If you’re staying in the UK as an academic or to receive private medical treatment for longer than 6 months, you must apply for a biometric residence permit.

You might be able to get a visit visa for up to 30 days if you’re a visitor under the Approved Destination Status (ADS) Agreement.

Fees
A Standard Visit visa costs £85.

Long-term visit visas
If you can prove you need to visit the UK regularly over a longer period, you can apply for a visa that lasts 1, 2, 5 or 10 years. You can stay for a maximum of 6 months on each visit. There’s an extra fee to pay, which depends on the length of the visa:

  • 1 year – £324
  • 2 years – £324
  • 5 years – £588
  • 10 years – £737

If you’re under 18 years old when you apply, your long-term visit visa will only be valid for up to 6 months after you turn 18.

Eligibility
You must always show that:

  • you’ll leave the UK at the end of your visit
  • you’re able to support yourself and any dependents for the duration of your trip
  • you’re able to pay for your return or onward journey and any other costs relating to your visit
  • any business or other activities you want to do in the UK, as allowed by the Visitor Rules

If you’re applying for a long-term visit visa
You must prove that:

  • you have a frequent and ongoing need to come to the UK
  • the reason why you need to come to the UK is unlikely to change while your visitor visa is valid
  • you plan to leave the UK at the end of each visit

You may be given a visa for a shorter period than requested if you don’t do this. You won’t get a refund of the application fee if you get a shorter visa or your application is refused.

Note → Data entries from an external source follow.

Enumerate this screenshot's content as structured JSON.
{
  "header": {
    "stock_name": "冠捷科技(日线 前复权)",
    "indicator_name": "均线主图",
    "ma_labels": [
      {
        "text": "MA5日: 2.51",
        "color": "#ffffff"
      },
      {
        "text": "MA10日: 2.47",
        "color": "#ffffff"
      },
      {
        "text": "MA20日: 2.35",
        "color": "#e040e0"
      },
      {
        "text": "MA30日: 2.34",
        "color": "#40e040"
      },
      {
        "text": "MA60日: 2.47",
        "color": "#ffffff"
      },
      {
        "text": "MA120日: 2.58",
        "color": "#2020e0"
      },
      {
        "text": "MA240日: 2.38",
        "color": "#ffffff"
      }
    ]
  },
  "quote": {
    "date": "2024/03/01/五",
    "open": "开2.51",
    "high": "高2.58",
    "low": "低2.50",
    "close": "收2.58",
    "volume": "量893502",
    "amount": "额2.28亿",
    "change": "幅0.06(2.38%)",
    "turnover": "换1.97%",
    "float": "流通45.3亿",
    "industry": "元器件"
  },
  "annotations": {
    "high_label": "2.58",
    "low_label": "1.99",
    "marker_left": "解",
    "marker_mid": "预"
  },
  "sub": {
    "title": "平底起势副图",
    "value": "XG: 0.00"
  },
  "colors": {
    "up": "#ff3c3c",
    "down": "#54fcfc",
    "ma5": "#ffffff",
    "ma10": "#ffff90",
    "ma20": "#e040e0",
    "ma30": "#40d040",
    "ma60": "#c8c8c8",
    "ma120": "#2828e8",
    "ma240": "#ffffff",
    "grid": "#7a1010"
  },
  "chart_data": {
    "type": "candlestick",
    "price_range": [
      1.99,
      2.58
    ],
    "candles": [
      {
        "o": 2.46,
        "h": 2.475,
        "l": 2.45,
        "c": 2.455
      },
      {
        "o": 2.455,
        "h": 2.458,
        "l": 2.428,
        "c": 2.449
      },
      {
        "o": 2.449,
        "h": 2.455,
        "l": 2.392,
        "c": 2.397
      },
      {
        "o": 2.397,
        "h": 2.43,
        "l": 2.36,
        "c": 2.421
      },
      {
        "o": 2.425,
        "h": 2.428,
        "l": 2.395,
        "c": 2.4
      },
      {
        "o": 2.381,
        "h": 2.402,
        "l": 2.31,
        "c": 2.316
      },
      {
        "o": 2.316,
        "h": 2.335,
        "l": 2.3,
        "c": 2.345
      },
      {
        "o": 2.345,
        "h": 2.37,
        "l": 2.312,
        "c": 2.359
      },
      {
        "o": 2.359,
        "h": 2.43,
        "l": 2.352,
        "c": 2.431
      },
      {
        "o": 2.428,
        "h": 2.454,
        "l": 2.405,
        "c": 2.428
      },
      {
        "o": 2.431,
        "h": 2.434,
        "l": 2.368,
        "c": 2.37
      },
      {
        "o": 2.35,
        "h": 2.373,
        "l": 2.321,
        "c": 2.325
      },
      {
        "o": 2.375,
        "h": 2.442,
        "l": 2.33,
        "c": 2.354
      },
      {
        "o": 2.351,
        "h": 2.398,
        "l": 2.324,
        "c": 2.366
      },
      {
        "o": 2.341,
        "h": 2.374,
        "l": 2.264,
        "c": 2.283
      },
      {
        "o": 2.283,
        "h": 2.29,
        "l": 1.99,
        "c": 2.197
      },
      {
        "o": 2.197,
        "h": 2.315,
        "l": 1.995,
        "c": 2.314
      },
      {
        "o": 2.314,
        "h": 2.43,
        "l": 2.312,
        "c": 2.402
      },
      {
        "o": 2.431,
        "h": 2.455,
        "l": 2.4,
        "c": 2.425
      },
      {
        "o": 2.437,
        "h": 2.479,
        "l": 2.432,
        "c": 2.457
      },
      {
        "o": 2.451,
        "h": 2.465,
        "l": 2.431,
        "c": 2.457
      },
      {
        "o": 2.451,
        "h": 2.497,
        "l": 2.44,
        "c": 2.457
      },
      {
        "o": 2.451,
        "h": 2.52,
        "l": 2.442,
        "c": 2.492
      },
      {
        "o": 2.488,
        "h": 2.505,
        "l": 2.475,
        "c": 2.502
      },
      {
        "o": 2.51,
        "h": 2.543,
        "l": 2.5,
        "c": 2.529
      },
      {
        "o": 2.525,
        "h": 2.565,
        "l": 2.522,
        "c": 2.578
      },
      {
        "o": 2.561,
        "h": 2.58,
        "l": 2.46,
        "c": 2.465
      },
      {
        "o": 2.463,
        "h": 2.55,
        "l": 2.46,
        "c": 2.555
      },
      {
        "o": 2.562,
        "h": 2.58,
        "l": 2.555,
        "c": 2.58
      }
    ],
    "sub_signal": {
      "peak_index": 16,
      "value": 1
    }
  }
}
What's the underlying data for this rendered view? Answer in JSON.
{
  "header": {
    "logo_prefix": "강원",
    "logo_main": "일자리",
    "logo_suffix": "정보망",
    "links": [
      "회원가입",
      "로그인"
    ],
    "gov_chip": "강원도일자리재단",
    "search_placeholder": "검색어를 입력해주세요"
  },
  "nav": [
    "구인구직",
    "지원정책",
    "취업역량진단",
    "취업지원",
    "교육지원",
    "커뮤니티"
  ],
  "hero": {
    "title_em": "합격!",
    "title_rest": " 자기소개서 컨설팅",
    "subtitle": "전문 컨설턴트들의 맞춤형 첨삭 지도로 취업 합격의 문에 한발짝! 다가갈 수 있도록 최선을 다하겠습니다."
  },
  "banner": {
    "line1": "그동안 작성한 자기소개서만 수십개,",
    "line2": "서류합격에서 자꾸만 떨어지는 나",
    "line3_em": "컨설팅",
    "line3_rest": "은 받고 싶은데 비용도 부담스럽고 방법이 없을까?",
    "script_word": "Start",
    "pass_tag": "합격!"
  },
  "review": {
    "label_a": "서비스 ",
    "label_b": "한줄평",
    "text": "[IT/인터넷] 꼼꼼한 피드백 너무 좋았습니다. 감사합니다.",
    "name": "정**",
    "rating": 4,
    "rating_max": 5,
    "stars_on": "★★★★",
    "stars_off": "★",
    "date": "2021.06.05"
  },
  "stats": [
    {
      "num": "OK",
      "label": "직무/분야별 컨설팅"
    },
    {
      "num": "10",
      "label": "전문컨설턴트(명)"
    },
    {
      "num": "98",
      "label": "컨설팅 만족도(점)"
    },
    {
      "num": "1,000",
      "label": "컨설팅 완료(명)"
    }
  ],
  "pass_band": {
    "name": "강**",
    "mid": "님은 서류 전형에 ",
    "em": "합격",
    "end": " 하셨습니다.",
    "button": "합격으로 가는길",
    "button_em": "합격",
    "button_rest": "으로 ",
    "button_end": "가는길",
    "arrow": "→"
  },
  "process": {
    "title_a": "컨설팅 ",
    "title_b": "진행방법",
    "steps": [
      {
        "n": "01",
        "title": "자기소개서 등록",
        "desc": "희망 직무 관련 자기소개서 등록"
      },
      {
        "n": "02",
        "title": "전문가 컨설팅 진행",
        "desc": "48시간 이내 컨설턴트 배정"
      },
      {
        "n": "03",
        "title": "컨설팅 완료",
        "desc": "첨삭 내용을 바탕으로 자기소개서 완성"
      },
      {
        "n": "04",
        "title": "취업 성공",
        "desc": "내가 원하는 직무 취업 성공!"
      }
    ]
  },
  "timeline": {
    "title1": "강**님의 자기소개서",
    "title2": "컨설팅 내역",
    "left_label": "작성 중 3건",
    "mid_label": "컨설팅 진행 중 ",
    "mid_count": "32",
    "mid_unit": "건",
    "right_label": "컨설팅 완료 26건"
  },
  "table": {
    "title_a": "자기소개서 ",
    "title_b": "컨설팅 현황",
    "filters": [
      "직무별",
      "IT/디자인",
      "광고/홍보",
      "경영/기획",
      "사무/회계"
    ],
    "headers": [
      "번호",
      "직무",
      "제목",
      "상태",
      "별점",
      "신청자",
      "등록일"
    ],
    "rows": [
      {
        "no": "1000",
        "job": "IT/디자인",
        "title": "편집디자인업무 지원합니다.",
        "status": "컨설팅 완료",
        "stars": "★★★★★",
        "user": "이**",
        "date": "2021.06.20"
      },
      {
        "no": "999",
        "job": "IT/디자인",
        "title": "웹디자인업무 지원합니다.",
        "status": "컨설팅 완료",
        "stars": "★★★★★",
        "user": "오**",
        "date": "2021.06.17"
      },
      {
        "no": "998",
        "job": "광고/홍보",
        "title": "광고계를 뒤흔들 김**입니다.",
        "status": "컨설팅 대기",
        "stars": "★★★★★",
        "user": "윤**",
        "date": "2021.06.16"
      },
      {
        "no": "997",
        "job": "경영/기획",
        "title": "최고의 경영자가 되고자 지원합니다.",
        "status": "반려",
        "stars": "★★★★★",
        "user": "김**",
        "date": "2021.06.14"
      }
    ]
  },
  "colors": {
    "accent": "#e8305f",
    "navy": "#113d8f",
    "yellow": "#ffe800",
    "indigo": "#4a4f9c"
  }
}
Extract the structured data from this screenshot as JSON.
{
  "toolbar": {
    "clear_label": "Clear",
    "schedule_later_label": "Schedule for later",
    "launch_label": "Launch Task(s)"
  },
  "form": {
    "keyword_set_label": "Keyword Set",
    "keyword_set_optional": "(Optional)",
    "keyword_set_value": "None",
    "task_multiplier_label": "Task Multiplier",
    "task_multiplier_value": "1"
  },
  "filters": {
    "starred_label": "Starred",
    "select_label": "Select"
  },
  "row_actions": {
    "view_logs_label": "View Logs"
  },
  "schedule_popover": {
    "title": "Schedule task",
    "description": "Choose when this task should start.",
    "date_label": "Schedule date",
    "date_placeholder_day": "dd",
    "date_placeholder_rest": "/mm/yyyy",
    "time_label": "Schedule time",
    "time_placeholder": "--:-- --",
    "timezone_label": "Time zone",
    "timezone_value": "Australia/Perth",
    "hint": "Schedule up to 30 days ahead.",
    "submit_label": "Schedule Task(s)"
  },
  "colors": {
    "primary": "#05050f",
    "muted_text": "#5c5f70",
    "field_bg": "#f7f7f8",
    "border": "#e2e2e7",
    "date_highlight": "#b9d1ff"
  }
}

Your visa may be cancelled and you may get a long-term ban on visiting if your travel history shows you’re repeatedly living in the UK for extended periods.

If you’re applying as an academic
You can stay in the UK for 12 months if you’re applying as an academic. You must prove you’re highly qualified within your field of expertise, on sabbatical leave from your home institution and visiting to either:

  • take part in a formal exchange with a UK counterpart
  • carry out your own research
  • take part in someone else’s research, teaching or clinical practice – as long as this doesn’t involve filling a permanent teaching post

If you’re applying to visit for private medical treatment
You must prove that you:

  • have a medical condition that needs private consultation or treatment in the UK
  • have made or paid for arrangements for consultations or treatment
  • have enough money to pay for your treatment, support yourself without using public funds and pay for your return or onward journey
  • will leave the UK once your treatment is completed, or when your visa expires
  • are not a danger to public health if you’re suffering from an infectious disease, eg leprosy

If you’re applying as an organ donor
You can only visit the UK to donate organs to:

  • a family member who you’re genetically related to (eg your sibling or parent)
  • someone you have a close personal relationship with (eg your spouse or friend)

You must prove that the person you’re donating an organ to is legally allowed to be in the UK.